L’hydroxychloroquine ne protège pas les personnes exposées au SRAS-CoV-2, le coronavirus de la COVID-19. C’est la conclusion d’une nouvelle étude à laquelle ont participé des chercheurs montréalais.

Mathieu Perreault Mathieu Perreault
La Presse

« Alors que nous avions l’espoir que ce médicament fonctionnerait dans ce contexte, notre étude démontre que l’hydroxychloroquine n’est pas meilleure que le placebo lorsqu’elle est utilisée comme prophylaxie post-exposition dans les quatre jours suivant l’exposition à une personne infectée par le nouveau coronavirus », a déclaré par voie de communiqué Todd Lee, de l’Institut de recherche du Centre universitaire de santé McGill (IR-CUSM), qui est l’un des coauteurs de l’étude publiée mercredi dans le New England Journal of Medicine.

L’hydroxychloroquine est un médicament utilisé contre la malaria et certaines maladies autoimmunes, comme l’arthrite rhumatoïde. Elle a été vantée comme médicament miracle contre la COVID-19 par un chercheur français, Didier Raoult, mais les études avec placebo publiées jusqu’à maintenant n’ont pas confirmé cette théorie. La semaine dernière, une étude négative publiée dans la revue The Lancet a été attaquée sur le plan méthodologique par de nombreux chercheurs, y compris des chercheurs sceptiques à propos des vertus anti-COVID-19 de l’hydroxychloroquine.
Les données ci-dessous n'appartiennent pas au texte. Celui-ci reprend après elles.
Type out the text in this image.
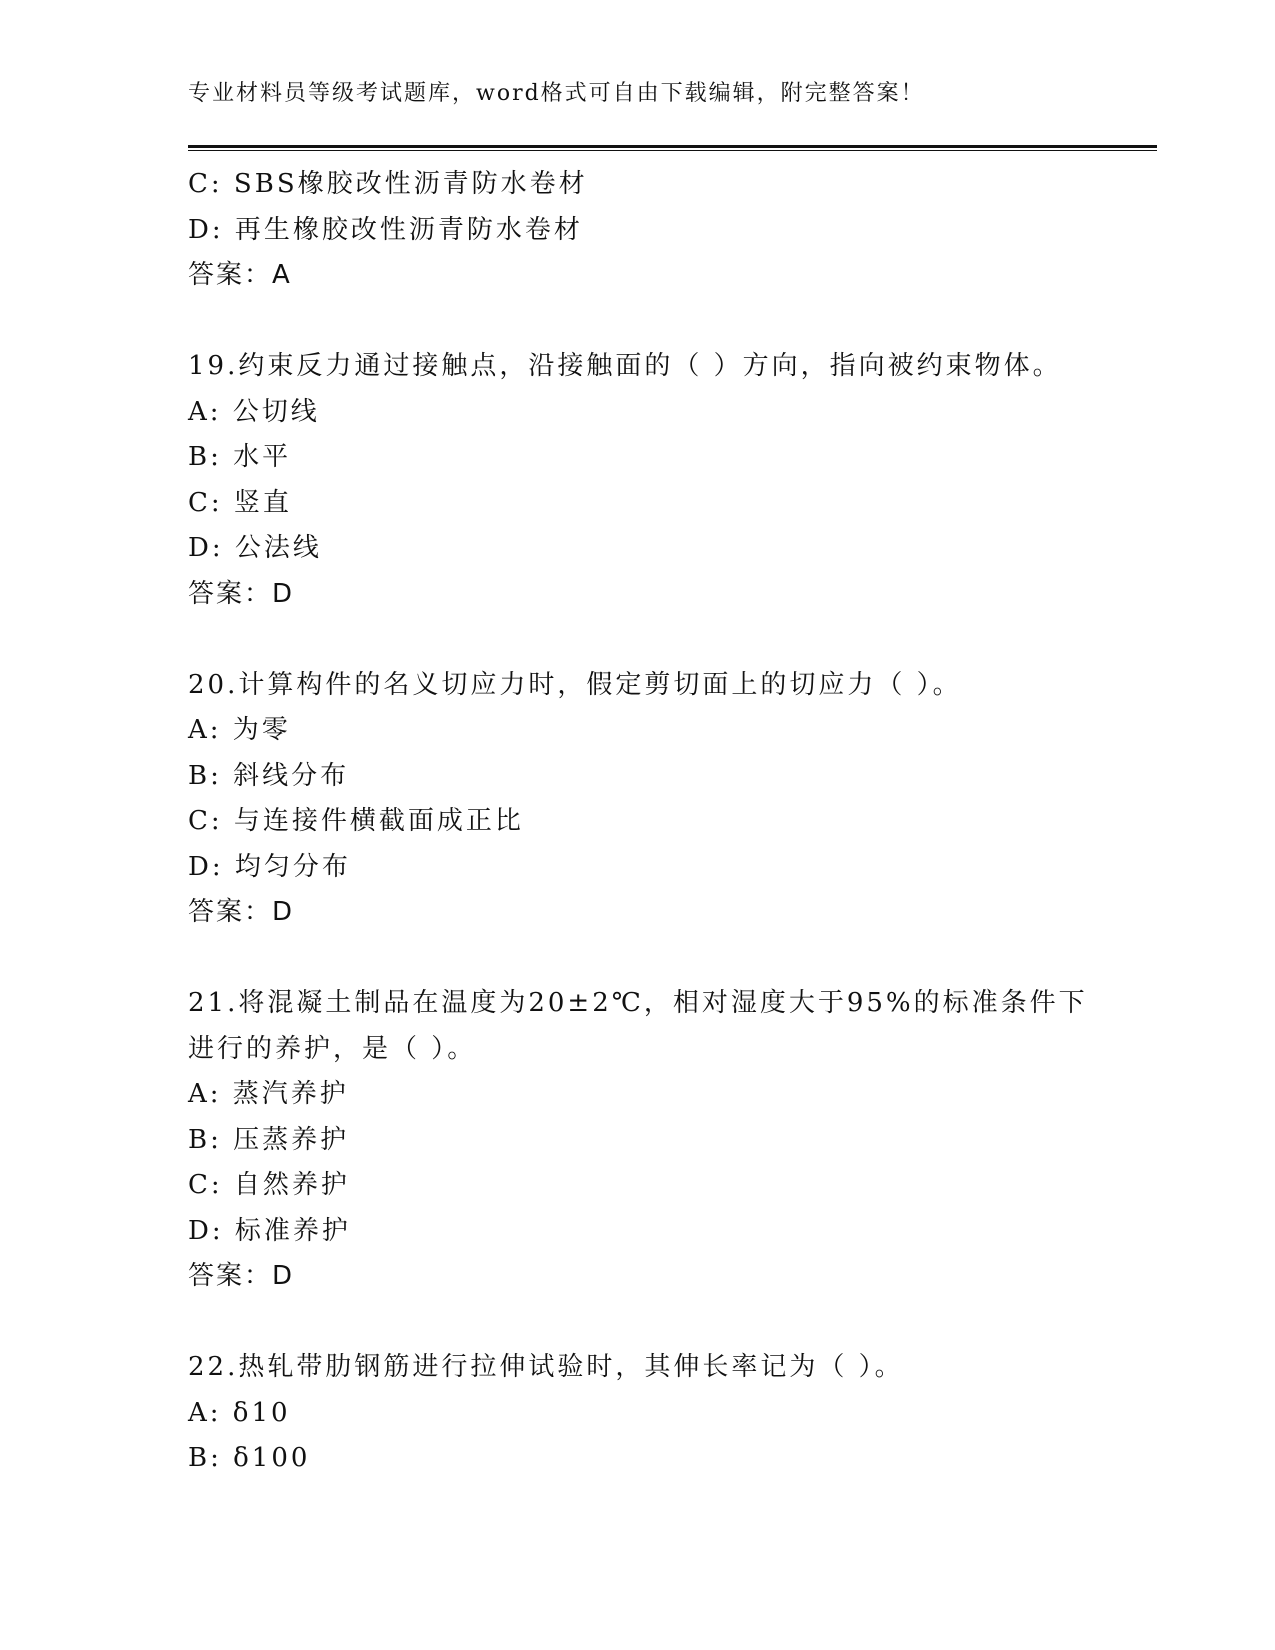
专业材料员等级考试题库，word格式可自由下载编辑，附完整答案！
C: SBS橡胶改性沥青防水卷材
D: 再生橡胶改性沥青防水卷材
答案：A
19.约束反力通过接触点，沿接触面的（ ）方向，指向被约束物体。
A: 公切线
B: 水平
C: 竖直
D: 公法线
答案：D
20.计算构件的名义切应力时，假定剪切面上的切应力（ ）。
A: 为零
B: 斜线分布
C: 与连接件横截面成正比
D: 均匀分布
答案：D
21.将混凝土制品在温度为20±2℃，相对湿度大于95%的标准条件下
进行的养护，是（ ）。
A: 蒸汽养护
B: 压蒸养护
C: 自然养护
D: 标准养护
答案：D
22.热轧带肋钢筋进行拉伸试验时，其伸长率记为（ ）。
A: δ10
B: δ100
Les chercheurs montréalais ont travaillé avec des collègues du Manitoba, de l’Alberta et de l’Université, d’où a été dirigée l’étude regroupant 821 adultes asymptomatiques ayant été exposés à la maison ou dans un milieu de soins à une personne atteinte de la COVID-19. L’âge moyen des participants était de 40 ans. La moitié d’entre eux ont reçu un placebo. Un peu moins de 15 % ont eu la maladie ou ses symptômes, et aucun n’est mort.

Les mêmes chercheurs continuent une étude sur l’utilisation de l’hydroxychloroquine comme traitement précoce de la COVID-19, et comme prophylaxie pré-exposition chez des populations à haut risque, par exemple des personnes âgées, exposées au coronavirus.